Seungkwan hanya menatap kepergian ketiganya dengan sendu. Ia ingin bekerja seperti hyung lainnya. Tapi di usinya yang masih empat belas tahun membuatnya tidak bisa bekerja. Apalagi sembilan anak-anak lainnya melarang dirinya dan Hansol bekerja. Di antara semuanya, hanya ia dan Hansol yang masih duduk di bangku sekolah menengah pertama.
"Hansol-ah, kita ditinggal berdua lagi," gumam Seungkwan yang hanya dijawab deheman Hansol.
"Hey, kami pergi untuk bekerja. Bukan jalan-jalan. Jadi jangan pasang wajah sepeti itu." Jun berbicara sedikit tidak jelas. Karena pemuda yang memiliki paras tampan itu menyumpal mulutnya dengan roti.
"Minghao-ya, Mingyu-ya, Seokmin-ah, kalian sudah siap?" teriak Jun dari ruang tamu. Karena ketiganya sedang berada di kamar.
"Sudah," jawab ketiganya serempak.
"Soonyoung hyung dan Jihoon hyung di mana?" tanya Mingyu sambil memperbaiki tatanan rambutnya. Berkaca pada cermin kecil yang terletak di atas nakas.
"Mereka sudah siap dari tadi. Sepertinya mereka sudah berangkat." Jun menyambar jaket yang menggantung di balik pintu. Melongokkan kembali kepalanya ke kamar. Memastikan tidak ada yang tertinggal.
"Hansol-ah, Seungkwan-ah, kami berangkat! Jangan lupa mengunci pintu kalau kalian mau pergi."

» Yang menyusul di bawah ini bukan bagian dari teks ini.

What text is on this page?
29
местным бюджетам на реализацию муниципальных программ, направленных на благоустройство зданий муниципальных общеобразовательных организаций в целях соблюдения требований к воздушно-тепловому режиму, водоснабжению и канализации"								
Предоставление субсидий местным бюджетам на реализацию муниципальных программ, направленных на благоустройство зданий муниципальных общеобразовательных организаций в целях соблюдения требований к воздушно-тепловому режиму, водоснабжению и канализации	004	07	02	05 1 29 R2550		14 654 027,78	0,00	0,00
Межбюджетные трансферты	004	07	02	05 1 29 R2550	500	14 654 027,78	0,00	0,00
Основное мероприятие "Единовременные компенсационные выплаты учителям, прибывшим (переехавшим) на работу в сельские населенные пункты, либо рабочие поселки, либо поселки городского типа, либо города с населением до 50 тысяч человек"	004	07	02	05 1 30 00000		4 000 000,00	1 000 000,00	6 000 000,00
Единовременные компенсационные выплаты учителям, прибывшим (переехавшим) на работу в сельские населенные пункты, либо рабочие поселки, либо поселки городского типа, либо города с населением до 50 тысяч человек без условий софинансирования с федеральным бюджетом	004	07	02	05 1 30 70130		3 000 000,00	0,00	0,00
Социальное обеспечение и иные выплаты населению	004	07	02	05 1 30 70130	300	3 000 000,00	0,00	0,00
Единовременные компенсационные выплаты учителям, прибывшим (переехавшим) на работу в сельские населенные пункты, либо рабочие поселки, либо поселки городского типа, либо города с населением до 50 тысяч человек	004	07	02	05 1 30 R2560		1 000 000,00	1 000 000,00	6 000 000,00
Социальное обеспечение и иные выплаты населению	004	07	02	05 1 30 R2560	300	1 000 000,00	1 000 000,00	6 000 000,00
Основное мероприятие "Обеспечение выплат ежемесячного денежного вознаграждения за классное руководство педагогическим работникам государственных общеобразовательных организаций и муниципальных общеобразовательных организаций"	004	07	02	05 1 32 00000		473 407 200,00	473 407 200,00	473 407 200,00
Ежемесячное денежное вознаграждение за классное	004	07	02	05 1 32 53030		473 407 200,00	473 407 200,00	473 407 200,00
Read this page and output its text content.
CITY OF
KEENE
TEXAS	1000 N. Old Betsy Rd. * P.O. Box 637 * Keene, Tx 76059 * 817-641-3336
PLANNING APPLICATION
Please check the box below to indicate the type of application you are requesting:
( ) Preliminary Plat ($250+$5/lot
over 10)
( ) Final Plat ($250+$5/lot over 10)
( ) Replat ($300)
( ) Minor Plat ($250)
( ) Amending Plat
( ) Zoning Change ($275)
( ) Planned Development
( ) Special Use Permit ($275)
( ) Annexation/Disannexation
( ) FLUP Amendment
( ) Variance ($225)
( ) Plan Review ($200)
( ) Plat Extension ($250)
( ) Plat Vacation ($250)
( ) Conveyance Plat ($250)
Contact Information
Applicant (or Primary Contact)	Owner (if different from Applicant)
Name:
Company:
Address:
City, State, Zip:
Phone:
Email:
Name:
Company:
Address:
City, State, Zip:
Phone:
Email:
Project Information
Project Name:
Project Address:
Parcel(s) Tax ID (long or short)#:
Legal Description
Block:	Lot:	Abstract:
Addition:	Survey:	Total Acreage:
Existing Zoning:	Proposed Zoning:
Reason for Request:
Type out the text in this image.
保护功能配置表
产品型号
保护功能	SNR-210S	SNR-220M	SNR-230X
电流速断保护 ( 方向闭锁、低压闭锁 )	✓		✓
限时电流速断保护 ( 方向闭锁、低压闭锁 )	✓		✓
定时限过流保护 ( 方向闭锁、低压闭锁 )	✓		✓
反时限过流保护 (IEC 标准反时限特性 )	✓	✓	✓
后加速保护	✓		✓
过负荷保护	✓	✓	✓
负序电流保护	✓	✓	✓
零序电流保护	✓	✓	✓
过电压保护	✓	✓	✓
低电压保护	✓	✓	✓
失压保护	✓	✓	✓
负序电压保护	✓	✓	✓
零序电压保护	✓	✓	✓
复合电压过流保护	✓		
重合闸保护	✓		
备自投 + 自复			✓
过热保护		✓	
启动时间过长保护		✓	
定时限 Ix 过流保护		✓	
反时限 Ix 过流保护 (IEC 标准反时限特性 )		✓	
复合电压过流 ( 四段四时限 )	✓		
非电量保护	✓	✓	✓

Seungkwan mendengus sebal. Ia benci sepi. Sangat benci saat ia dan Hansol pulang dari sekolah namun ditinggal bekerja. Hansol bukan pemuda yang banyak bicara. Membuatnya merasa sendiri meski ada Hansol di rumah sederhana yang sudah mereka tempati bertahun-tahun.
"Haaah… aku ingin cepat-cepat lulus sekolah. Aku ingin bisa sekolah bersama Jun hyung, Soonyoung hyung, Jihoon hyung, Seokmin hyung, Minghao hyung, Mingyu hyung."
"Tapi sepertinya tidak bisa," sanggah Hansol yang memainkan rubik di tangannya.
"Kenapa?" tanya Seungkwan.
"Kau lupa kalau Jun hyung sudah kelas tiga? Dan hyungdeul yang lain sudah kelas dua?"
Seungkwan merengut. Ia masuk kelas satu Senior High School berarti yang lainnya sudah menyelesaikan sekolahnya.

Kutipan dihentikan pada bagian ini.